In terms of generational difference, I think in some areas my generation is little more fortunate. We grew up in an environment where China was becoming gradually more connected with the outside world. We felt very inspired, and the world was available to us. We felt we can do anything as long as we try. There’s no limitation or major obstacles. I think the next generation is provided with a different environment. China is becoming more inward-looking, and China may become less and less connected with the rest of the world. That’s a very big challenge that the younger generations need to deal with. They live in an environment where people have new mindsets: they think there’s less need to understand foreign perspectives because China is so strong; it’s time for China to draw international rules and norms; western countries are so biased that there’s no use talking to them; and as long as we can build up China’s power, things would be fine. I think this is a very different environment from the previous one we grew up in. For that reason, I think young experts who grow up in this period of time would have to make even more individual efforts to break the information cocoon, to come out of their comfort zones, and develop independent thinking.

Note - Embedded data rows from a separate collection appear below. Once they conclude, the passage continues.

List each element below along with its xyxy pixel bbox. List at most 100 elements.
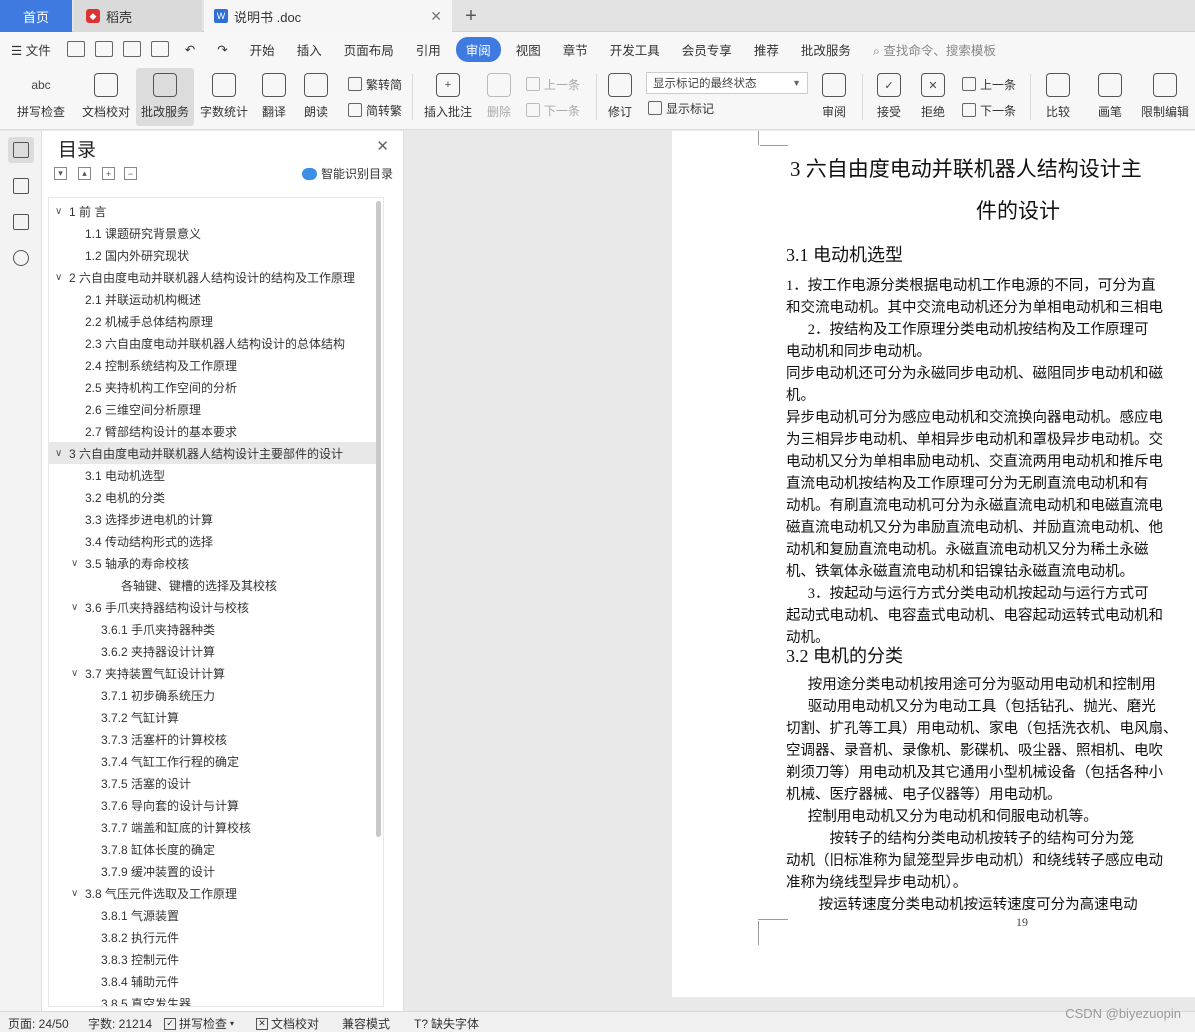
new-tab-button[interactable]: + xyxy=(456,0,486,32)
delete-comment-button[interactable]: 删除 xyxy=(480,68,518,126)
close-icon[interactable]: ✕ xyxy=(376,137,389,155)
toc-panel-button[interactable] xyxy=(8,137,34,163)
track-changes-button[interactable]: 修订 xyxy=(600,68,640,126)
toc-item[interactable]: ∨ 3 六自由度电动并联机器人结构设计主要部件的设计 xyxy=(49,442,381,464)
menu-item-start[interactable]: 开始 xyxy=(239,40,286,59)
trad-to-simp-button[interactable]: 繁转简 xyxy=(348,74,402,94)
undo-icon[interactable]: ↶ xyxy=(174,42,206,57)
toc-item[interactable]: 3.8.3 控制元件 xyxy=(49,948,381,970)
toc-item[interactable]: 2.3 六自由度电动并联机器人结构设计的总体结构 xyxy=(49,332,381,354)
toc-item[interactable]: ∨ 3.5 轴承的寿命校核 xyxy=(49,552,381,574)
toc-item[interactable]: 各轴键、键槽的选择及其校核 xyxy=(49,574,381,596)
smart-toc-button[interactable]: 智能识别目录 xyxy=(301,165,393,182)
page-indicator[interactable]: 页面: 24/50 xyxy=(8,1015,69,1032)
simp-to-trad-button[interactable]: 简转繁 xyxy=(348,100,402,120)
toc-item[interactable]: 2.4 控制系统结构及工作原理 xyxy=(49,354,381,376)
next-change-button[interactable]: 下一条 xyxy=(962,100,1016,120)
toc-item[interactable]: ∨ 3.6 手爪夹持器结构设计与校核 xyxy=(49,596,381,618)
insert-comment-button[interactable]: + 插入批注 xyxy=(420,68,476,126)
find-button[interactable] xyxy=(8,245,34,271)
restrict-edit-button[interactable]: 限制编辑 xyxy=(1138,68,1192,126)
chevron-down-icon[interactable]: ∨ xyxy=(55,448,69,459)
toc-item[interactable]: 3.8.5 真空发生器 xyxy=(49,992,381,1007)
toc-item[interactable]: 2.6 三维空间分析原理 xyxy=(49,398,381,420)
toc-item[interactable]: ∨ 1 前 言 xyxy=(49,200,381,222)
menu-item-devtools[interactable]: 开发工具 xyxy=(599,40,671,59)
tab-home[interactable]: 首页 xyxy=(0,0,72,32)
redo-icon[interactable]: ↷ xyxy=(206,42,238,57)
bookmark-button[interactable] xyxy=(8,209,34,235)
toc-item[interactable]: 1.1 课题研究背景意义 xyxy=(49,222,381,244)
tab-document[interactable]: W 说明书 .doc ✕ xyxy=(204,0,452,32)
correct-service-button[interactable]: 批改服务 xyxy=(136,68,194,126)
toc-item[interactable]: 3.8.1 气源装置 xyxy=(49,904,381,926)
word-count-button[interactable]: 字数统计 xyxy=(198,68,250,126)
menu-item-insert[interactable]: 插入 xyxy=(286,40,333,59)
show-markup-dropdown[interactable]: 显示标记 xyxy=(648,98,714,118)
toc-scrollbar[interactable] xyxy=(376,201,381,837)
print-icon[interactable] xyxy=(122,41,141,57)
accept-button[interactable]: ✓ 接受 xyxy=(870,68,908,126)
toc-item[interactable]: ∨ 2 六自由度电动并联机器人结构设计的结构及工作原理 xyxy=(49,266,381,288)
toc-item[interactable]: 3.7.1 初步确系统压力 xyxy=(49,684,381,706)
print-preview-icon[interactable] xyxy=(150,41,169,57)
compare-button[interactable]: 比较 xyxy=(1036,68,1080,126)
prev-comment-button[interactable]: 上一条 xyxy=(526,74,580,94)
menu-item-view[interactable]: 视图 xyxy=(505,40,552,59)
toc-item[interactable]: 3.7.4 气缸工作行程的确定 xyxy=(49,750,381,772)
doc-proof-status[interactable]: ✕ 文档校对 xyxy=(256,1015,319,1032)
missing-font-status[interactable]: T? 缺失字体 xyxy=(414,1015,479,1032)
command-search[interactable]: ⌕ 查找命令、搜索模板 xyxy=(862,40,1007,59)
review-pane-button[interactable]: 审阅 xyxy=(814,68,854,126)
toc-item[interactable]: 3.2 电机的分类 xyxy=(49,486,381,508)
toc-item[interactable]: 3.7.8 缸体长度的确定 xyxy=(49,838,381,860)
toc-item[interactable]: 3.8.2 执行元件 xyxy=(49,926,381,948)
toc-item[interactable]: 3.8.4 辅助元件 xyxy=(49,970,381,992)
toc-item[interactable]: 3.6.2 夹持器设计计算 xyxy=(49,640,381,662)
chapter-nav-button[interactable] xyxy=(8,173,34,199)
doc-proof-button[interactable]: 文档校对 xyxy=(78,68,134,126)
menu-item-correct-service[interactable]: 批改服务 xyxy=(790,40,862,59)
toc-item[interactable]: 3.4 传动结构形式的选择 xyxy=(49,530,381,552)
toc-item[interactable]: 3.7.7 端盖和缸底的计算校核 xyxy=(49,816,381,838)
toc-item[interactable]: 2.2 机械手总体结构原理 xyxy=(49,310,381,332)
document-page[interactable]: 3 六自由度电动并联机器人结构设计主 件的设计 3.1 电动机选型 1．按工作电… xyxy=(672,131,1195,997)
toc-item[interactable]: 3.7.5 活塞的设计 xyxy=(49,772,381,794)
menu-item-recommend[interactable]: 推荐 xyxy=(743,40,790,59)
tab-daoke[interactable]: ◆ 稻壳 xyxy=(74,0,202,32)
menu-item-member[interactable]: 会员专享 xyxy=(671,40,743,59)
word-count-indicator[interactable]: 字数: 21214 xyxy=(88,1015,152,1032)
translate-button[interactable]: 翻译 xyxy=(254,68,294,126)
toc-item[interactable]: ∨ 3.7 夹持装置气缸设计计算 xyxy=(49,662,381,684)
toc-item[interactable]: 3.1 电动机选型 xyxy=(49,464,381,486)
spell-check-toggle[interactable]: ✓ 拼写检查 ▾ xyxy=(164,1015,234,1032)
toc-item[interactable]: 3.6.1 手爪夹持器种类 xyxy=(49,618,381,640)
read-aloud-button[interactable]: 朗读 xyxy=(298,68,334,126)
add-level-icon[interactable]: + xyxy=(102,167,115,180)
file-menu[interactable]: ☰ 文件 xyxy=(0,40,62,59)
toc-item[interactable]: 2.1 并联运动机构概述 xyxy=(49,288,381,310)
menu-item-layout[interactable]: 页面布局 xyxy=(333,40,405,59)
remove-level-icon[interactable]: − xyxy=(124,167,137,180)
pen-button[interactable]: 画笔 xyxy=(1090,68,1130,126)
toc-item[interactable]: 3.7.6 导向套的设计与计算 xyxy=(49,794,381,816)
toc-item[interactable]: 1.2 国内外研究现状 xyxy=(49,244,381,266)
toc-item[interactable]: 2.5 夹持机构工作空间的分析 xyxy=(49,376,381,398)
collapse-all-icon[interactable]: ▾ xyxy=(54,167,67,180)
toc-item[interactable]: 3.7.9 缓冲装置的设计 xyxy=(49,860,381,882)
close-tab-icon[interactable]: ✕ xyxy=(430,8,442,25)
toc-item[interactable]: ∨ 3.8 气压元件选取及工作原理 xyxy=(49,882,381,904)
save-icon[interactable] xyxy=(66,41,85,57)
expand-up-icon[interactable]: ▴ xyxy=(78,167,91,180)
menu-item-review[interactable]: 审阅 xyxy=(455,36,501,62)
toc-item[interactable]: 2.7 臂部结构设计的基本要求 xyxy=(49,420,381,442)
chevron-down-icon[interactable]: ∨ xyxy=(71,888,85,899)
toc-item[interactable]: 3.3 选择步进电机的计算 xyxy=(49,508,381,530)
export-pdf-icon[interactable] xyxy=(94,41,113,57)
menu-item-chapter[interactable]: 章节 xyxy=(552,40,599,59)
menu-item-reference[interactable]: 引用 xyxy=(405,40,452,59)
chevron-down-icon[interactable]: ∨ xyxy=(71,558,85,569)
toc-item[interactable]: 3.7.2 气缸计算 xyxy=(49,706,381,728)
spell-check-button[interactable]: abc 拼写检查 xyxy=(10,68,72,126)
chevron-down-icon[interactable]: ∨ xyxy=(55,206,69,217)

Young scholars need to be really willing to enrich themselves, make individual efforts, understand their own mission of life, and pursue the work that they think is worth their life/their time.
AH: Is there something your generation can learn from us?
TZ: I believe the younger generations are more aware of the meaning of their individual life. For my generation, in many cases, our life just is to go with the flow. You are taught to do this and that, and you do it without thinking too much about it. That means sometimes our life is pretty determined by the system and the society. We felt we were in control of our own life but in fact we just went with the flow. To some extent, that was OK, because the entire system and the entire society was moving in the direction of being more open and liberal.
For your generation, I think many of you want to take control of your own life, you don’t care too much about whether you would be judged by foreigners, strangers, or other groups of people in the society. I think that’s encouraging. As becoming older, I feel I should have thought more thoroughly about the meaning of my life and what I want to do in my short decades of career and life. Young people would benefit from having this sense of mission early on in their life and develop individual perspectives on everything that is important to their own life, including what they want to do, the research they want to pursue, what impact they want to leave in this world.
Again, this is an era where there are abundant resources and opportunities. If you are aware of them, if you make explicit efforts at it, you can always learn and grow very quickly and equip yourself with many new modern tools that were not available to my generation when we were young. Life is much more unlimited for your generation as long as you know where you want to go, what you want to do, and who you want to become.
Some final words to audience from Dr. Zhao
This is a very comprehensive chat. I appreciate the opportunity and all the work you do. I’m very inspired and encouraged by your personal talent and dedication. It’s a great privilege to have this discussion. Wish you all the best. I look forward to future opportunities to engage with you and your colleagues.